We can first look at people who live in informal settlements, and who are commonly referred to as "squatters" on the land that they occupy. Some of these persons try to legitimise their land claims by paying taxes on the land that they occupy. With Property Tax being more expensive now, it will be more difficult for them to do this, so even less of them will be willing to pay to legitimise their land claims. In general, the government has claimed to realise that direct taxation like Income Tax is more difficult to collect, and it is common sense that there will be less tax compliance when the taxes are higher. The landowner who isn't using his land will no longer be worried that poor people will be able to afford to pay taxes to legitimately occupy it; now he can refuse to pay taxes on time, and still manage to own the land.
Another group we can look at is pensioners. With a fixed and limited income, it is difficult for home-owning pensioners to pay the Property Tax when it is now more expensive. This may encourage some pensioners to be willing to sell their larger homes to move into more modest dwellings, leaving larger homes on the market, but this would assume that all of the negatively-affected pensioners are living lavish lives when this is surely not the case.
We can talk about farmers, whose increase in expenses will make it more difficult to produce goods that can be sold at "competitive prices" compared to agribusinesses from other countries. It may become more difficult for our farmers to export their goods, and more difficult to keep our local producers from importing too much goods from countries that have it cheaper.
We can talk about small business owners, whose increase in expenses - whether from property that they own or rent - will make it more difficult to offer goods and services at competitive prices compared to those offered by much larger businesses.
We can talk about the youth, who already find it difficult to own their own homes.
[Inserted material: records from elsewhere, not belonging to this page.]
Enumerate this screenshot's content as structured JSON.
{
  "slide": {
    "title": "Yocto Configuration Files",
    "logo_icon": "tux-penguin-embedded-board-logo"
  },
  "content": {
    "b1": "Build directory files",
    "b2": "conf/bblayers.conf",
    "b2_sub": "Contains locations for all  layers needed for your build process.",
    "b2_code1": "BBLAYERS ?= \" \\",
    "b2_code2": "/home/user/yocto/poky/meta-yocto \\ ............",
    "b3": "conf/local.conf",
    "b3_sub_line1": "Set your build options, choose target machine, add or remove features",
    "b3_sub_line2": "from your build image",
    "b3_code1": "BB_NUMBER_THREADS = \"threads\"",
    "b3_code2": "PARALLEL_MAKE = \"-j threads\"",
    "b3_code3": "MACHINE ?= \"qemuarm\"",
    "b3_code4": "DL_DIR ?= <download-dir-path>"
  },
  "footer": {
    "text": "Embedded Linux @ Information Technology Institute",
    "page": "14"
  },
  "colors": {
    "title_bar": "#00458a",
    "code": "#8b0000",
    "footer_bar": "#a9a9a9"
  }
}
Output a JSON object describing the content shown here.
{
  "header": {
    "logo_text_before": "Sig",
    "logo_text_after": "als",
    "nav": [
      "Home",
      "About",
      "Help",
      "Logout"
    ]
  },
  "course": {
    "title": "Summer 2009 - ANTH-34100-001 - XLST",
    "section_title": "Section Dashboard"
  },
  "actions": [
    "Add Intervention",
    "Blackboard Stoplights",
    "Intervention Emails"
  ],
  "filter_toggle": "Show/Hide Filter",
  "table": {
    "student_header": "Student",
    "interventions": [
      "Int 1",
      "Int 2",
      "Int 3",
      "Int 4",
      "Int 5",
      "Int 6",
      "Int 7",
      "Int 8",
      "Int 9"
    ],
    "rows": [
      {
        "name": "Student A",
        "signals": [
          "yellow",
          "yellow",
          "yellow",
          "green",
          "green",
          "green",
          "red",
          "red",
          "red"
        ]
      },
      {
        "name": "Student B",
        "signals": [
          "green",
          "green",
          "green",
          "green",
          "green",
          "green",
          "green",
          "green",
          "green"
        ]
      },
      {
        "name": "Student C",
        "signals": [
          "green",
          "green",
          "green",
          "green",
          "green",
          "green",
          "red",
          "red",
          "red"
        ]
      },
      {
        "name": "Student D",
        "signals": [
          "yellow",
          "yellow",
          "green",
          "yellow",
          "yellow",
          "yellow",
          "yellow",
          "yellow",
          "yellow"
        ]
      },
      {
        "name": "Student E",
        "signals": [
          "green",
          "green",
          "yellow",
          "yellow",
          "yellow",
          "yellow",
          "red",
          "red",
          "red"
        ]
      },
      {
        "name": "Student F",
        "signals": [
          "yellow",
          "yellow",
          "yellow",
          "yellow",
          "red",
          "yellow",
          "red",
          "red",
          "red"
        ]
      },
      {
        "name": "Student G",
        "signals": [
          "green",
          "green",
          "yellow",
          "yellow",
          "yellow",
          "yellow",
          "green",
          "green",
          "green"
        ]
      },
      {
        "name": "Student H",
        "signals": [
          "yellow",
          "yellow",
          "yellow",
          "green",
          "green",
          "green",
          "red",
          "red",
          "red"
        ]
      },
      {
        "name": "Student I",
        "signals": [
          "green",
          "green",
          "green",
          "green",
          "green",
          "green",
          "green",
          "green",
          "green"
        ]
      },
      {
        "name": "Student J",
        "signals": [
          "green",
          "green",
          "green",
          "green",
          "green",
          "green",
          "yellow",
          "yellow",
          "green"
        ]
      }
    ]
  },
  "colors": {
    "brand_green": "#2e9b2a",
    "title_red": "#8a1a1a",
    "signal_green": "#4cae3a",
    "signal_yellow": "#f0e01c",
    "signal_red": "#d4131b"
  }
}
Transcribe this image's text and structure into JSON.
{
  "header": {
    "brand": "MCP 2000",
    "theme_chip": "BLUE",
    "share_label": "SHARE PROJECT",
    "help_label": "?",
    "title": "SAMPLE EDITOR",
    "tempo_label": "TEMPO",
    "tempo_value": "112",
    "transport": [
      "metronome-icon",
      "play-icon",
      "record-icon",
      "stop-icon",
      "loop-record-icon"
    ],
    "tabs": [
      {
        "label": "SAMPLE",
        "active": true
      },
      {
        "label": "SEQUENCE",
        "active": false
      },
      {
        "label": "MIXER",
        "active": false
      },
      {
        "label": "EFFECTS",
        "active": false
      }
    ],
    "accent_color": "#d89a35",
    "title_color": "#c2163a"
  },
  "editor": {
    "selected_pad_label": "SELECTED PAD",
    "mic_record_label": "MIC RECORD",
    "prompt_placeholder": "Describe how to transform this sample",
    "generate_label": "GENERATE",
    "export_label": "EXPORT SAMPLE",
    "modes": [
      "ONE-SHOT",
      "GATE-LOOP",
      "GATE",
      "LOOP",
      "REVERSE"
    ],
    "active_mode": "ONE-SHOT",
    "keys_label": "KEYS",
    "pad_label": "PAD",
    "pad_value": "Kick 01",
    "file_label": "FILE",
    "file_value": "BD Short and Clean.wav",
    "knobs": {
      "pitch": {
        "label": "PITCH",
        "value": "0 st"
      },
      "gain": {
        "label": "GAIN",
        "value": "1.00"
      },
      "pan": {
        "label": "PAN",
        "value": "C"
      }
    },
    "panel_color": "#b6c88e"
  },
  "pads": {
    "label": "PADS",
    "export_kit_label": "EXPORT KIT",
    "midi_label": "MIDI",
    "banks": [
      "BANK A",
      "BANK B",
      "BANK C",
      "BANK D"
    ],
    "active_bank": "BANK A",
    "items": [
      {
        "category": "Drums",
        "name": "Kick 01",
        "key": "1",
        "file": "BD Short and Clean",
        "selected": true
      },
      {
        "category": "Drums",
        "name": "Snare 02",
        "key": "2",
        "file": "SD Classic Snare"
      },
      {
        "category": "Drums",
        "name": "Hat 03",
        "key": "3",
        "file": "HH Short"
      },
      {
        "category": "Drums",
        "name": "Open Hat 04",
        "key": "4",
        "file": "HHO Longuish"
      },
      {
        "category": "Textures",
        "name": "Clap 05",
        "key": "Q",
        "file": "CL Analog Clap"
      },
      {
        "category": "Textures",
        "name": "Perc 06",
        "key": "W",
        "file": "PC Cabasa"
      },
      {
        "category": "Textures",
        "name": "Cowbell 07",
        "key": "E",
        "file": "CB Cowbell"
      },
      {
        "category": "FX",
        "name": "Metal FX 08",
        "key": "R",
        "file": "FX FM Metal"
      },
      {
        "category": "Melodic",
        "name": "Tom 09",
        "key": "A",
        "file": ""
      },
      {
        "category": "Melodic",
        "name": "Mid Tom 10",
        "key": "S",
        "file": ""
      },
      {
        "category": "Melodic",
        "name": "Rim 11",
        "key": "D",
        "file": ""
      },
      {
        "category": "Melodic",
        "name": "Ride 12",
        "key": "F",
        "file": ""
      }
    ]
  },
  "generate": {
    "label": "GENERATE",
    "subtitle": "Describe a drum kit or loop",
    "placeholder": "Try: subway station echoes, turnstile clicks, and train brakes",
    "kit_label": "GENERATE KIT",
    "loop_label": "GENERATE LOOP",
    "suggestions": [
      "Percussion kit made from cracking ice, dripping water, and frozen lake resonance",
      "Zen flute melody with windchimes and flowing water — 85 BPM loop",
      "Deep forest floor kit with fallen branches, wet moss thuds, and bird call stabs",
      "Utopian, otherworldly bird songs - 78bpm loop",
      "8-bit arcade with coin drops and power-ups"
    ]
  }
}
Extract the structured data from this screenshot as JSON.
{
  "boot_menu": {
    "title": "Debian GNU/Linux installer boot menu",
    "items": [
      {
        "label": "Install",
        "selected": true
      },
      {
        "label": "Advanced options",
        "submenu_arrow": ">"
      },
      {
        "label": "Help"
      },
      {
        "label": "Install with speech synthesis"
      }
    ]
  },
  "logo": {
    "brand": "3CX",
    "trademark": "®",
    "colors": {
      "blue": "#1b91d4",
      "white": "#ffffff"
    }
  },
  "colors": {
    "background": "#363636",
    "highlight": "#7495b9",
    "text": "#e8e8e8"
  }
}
When they rely on renting places to reside in, they are still affected by this, as increased property taxes for landlords will mean increased rent for tenants.
We can talk about working people who are either poor or in the lower-middle class, and who manage to own homes that have been passed down to them over the years, or that they got through a decades-long mortgage plan. It is now more difficult for them to afford to own their homes. We can look at a place like Downtown, Kingston; here, land developers have been going around and making offers on buildings and lots. Digicel's construction of its new headquarters in the area has been coupled with talks of a 'revival' or 'rejuvenation' of Downtown. Even New Kingston and other places have small residential lots, surrounded by high-value commercial or industrial developments that would drive up property value. With demand and value of the properties gone up, there would be more pressure on even unwilling landowners to sell their land; here we speak of the poor landowners, not the wealthy landowner. If they cannot afford to pay their property taxes, they could be pressured to sell the land against their will.
Property Tax is a tricky and delicate issue. We should not want to make it more difficult for people to own their own homes, but we should still find ways of creating disincentives for persons to own large amounts of land that they do not use, so that this land can be available for occupation, use, or even ownership by willing persons. Property Tax should be a disincentive for the concentration of property in a few hands, but the way it seems to function now is that it makes it more difficult for the average man to own property, while making it easier for those with enough capital to make land grabs as poor people are unable to afford to keep the little property that a few of them have.